Patrice Tripoteau (APF) : "On n'a pas vu jusque-là que le handicap est la priorité du pouvoir"

Patrice Tripoteau (APF) : "On n'a pas vu jusque-là que le handicap est la priorité du pouvoir"

05.09.2018

Action sociale

Le directeur général adjoint de l'Association des paralysés de France (APF handicap France) commente un sondage commandité par son organisation qui montre un très fort pessimisme des personnes handicapées. Il regrette que la priorité affichée autour du handicap se traduise difficilement par des actes concrets.

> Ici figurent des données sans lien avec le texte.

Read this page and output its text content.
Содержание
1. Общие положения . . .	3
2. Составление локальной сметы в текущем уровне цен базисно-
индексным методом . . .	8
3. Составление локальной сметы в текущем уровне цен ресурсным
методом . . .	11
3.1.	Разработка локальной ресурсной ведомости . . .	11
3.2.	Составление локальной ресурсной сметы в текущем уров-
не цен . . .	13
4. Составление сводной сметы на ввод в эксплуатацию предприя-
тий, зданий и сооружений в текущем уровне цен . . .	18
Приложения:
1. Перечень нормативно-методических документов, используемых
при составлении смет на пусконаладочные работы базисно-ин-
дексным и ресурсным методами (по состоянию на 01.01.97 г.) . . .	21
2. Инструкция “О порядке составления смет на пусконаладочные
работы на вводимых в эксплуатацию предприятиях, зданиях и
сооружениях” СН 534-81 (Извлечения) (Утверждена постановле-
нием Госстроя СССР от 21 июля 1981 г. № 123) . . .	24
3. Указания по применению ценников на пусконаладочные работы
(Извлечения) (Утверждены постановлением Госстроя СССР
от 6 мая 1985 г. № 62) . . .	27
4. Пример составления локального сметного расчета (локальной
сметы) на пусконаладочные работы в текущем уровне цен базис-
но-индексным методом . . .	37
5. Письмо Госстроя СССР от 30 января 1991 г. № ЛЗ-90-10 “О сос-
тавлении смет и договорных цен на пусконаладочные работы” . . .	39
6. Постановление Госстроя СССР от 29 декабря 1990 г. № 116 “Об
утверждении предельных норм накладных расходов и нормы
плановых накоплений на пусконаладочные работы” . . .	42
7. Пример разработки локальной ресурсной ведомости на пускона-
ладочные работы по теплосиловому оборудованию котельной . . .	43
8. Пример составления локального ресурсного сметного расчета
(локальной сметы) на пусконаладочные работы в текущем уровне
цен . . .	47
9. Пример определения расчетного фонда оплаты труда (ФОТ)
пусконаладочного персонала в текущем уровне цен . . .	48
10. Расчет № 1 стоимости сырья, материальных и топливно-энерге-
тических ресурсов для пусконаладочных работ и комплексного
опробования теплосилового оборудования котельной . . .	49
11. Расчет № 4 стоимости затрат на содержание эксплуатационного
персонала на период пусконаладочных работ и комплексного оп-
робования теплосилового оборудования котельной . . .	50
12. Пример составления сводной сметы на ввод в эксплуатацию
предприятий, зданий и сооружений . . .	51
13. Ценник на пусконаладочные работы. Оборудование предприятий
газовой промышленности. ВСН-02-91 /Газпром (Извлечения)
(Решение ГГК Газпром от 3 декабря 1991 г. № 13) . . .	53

En juin dernier, l'Association des paralysés de France (APF handicap France) faisait réaliser une enquête auprès de citoyens en situation de handicap et de leurs proches (2 868 personnes interrogées). Il faisait apparaître une vision très négative de l'action gouvernementale : 85 % se déclaraient mécontents de l'action d'Emmanuel Macron. Ils étaient un peu moins (74 %) à considérer que le président de la République n'avait pas tenu ses engagements. Dans le même temps, 81 % des personnes interrogées déclaraient vivre difficilement du fait de ressources insuffisantes. Logiquement, l'attente principale de l'échantillon concerne les allocations et le financement des aides humaines.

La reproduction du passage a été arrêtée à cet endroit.